The total number of IT workers is probably no more than 500,000 or, say, dying industry. There are foolish people who argue that we don't really need an agriculture industry. We can be a superpower in IT make so much money that we can import all our food from abroad, and forget about producing anything here. It is this kind of people who are advising the government at the moment.

But what has this to do with Tehelka and the defence scam? Corruption cannot be compartmentalised when it becomes a way of life, as it has obviously become. It breeds middlemen everywhere, whether he is the brother of a clerk in the municipality or the son of an MP.

When you are out to make money, and have the right connections, you use them. If everybody is monetising his or her assets, and if your only asset is your access to the powers that be, and if you are not assailed by any principles or moral considerations, you go ahead and make money, as politicians, bureaucrats and businessmen did in the defence scam.

Before it came to power, the BJP always gave the impression that it stood by certain principles and it would not com promise them. This is what the Congress had also done in Nehru's days. But after coming to power, the Vajpayee' government suddenly went back on the party's policies, just as the Congress had done under Narasimha Rao. Neither the Congress nor the BJP has explained why they went back on "their own principles and why the policies they were adopting were superior to the earlier ones.

They did not explain because there was nothing inherently superior about their new policies. And that is precisely why the policies failed. Five years of Narasimha Rao's reforms did not benefit either the farmers nor those below the poverty line. Foreign investment certainly went up, but so did prices.

There was no increase in GDP growth rates and no increase in jobs. It is true that the upper class made a lot of money, but it always does no matter what policies you follow.

Once you take the attitude that principles and ideals are for birds, and promiscuity pays, you are sailing in dangerous waters. There is nothing to guide you and you are on your own. You then come under the pressure of vested interests, particularly those with deep pockets and Swiss bank accounts. These people are everywhere, whether you are buying 01 selling, for it doesn't matter what you buy or sell, as long as they get their cut.

So you have a new type of government, a government running on commission. The commission agents rule the roost, and often they are your own men, with links that go right to the top. This happened in the case of Bofors and it is now happening in the case of defence deals and privatisation of public sector units.
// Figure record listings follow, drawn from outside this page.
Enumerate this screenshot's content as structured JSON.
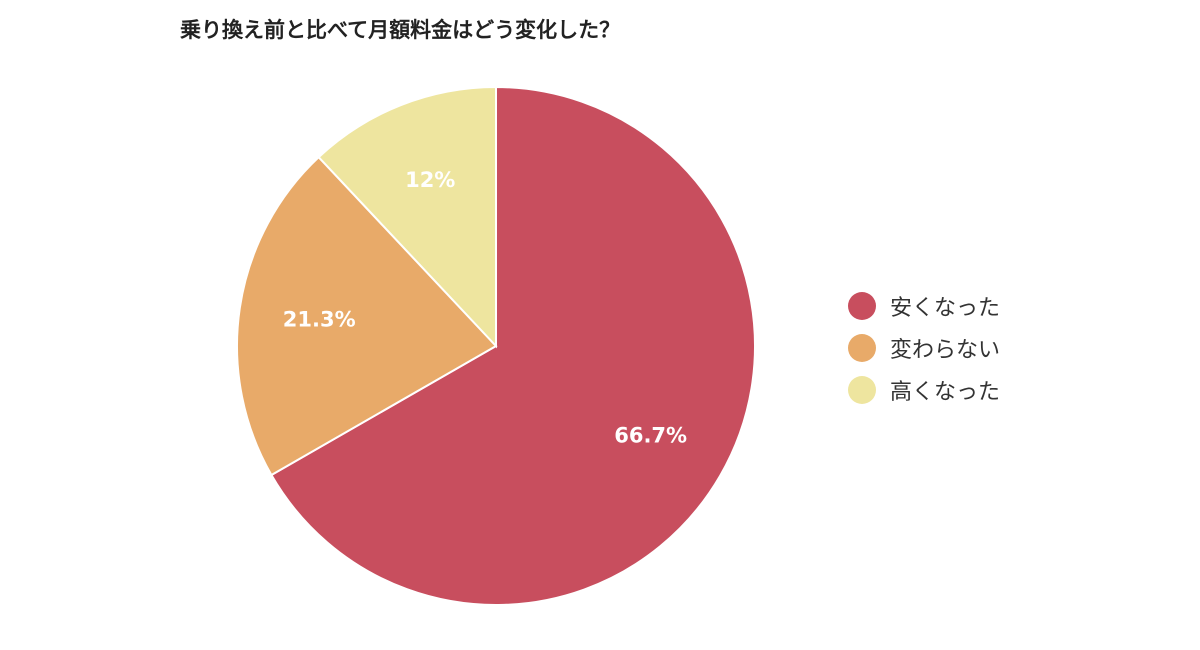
{
  "chart_data": {
    "type": "pie",
    "title": "乗り換え前と比べて月額料金はどう変化した？",
    "categories": [
      "安くなった",
      "変わらない",
      "高くなった"
    ],
    "values": [
      66.7,
      21.3,
      12
    ],
    "value_labels": [
      "66.7%",
      "21.3%",
      "12%"
    ],
    "colors": [
      "#C84E5E",
      "#E8AA69",
      "#EEE59F"
    ],
    "start_angle": "12 o'clock",
    "direction": "clockwise",
    "legend_position": "right"
  }
}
Those who believe that no money has changed hands under the table in the case of Balco, the aluminium company now in dispute, will probably never understand the ramifications of the middlemen's community in the country, In the case of Balco, the government was under tremendous pressure from foreign investors, to privatise. The pressure was mounting as the budget approached. The Balco sale got big headlines in foreign newspapers and it was also mentioned by the finance minister when he visited Germany after the budget as a great achievement.

At the same time, it was anxious to see that Baico was not sold too cheaply. The Sterlite offer came in very handy. Sterlite was also getting a big aluminiun plant for next to nothing. It would have to invest something like Rs.2000 crore to set up a plant of Balco's size. The deal was struck, but not without some itching palms getting greased. Corruption is costing this poor country at least 2 per cent a year in GDP growth. Since our GDP is now around 500 billion US dollars, it is costing us ten billion dollars a year, 01 Rs.50,000 crore. In the last ten years it has probably cost us over Rs.250.000 crore, which is almost the size of the central budget. It is actually costing us ten times as much as all other losses put together. It is a pity that instead of curbing it, as it had promised, the NDA government is actually promoting it!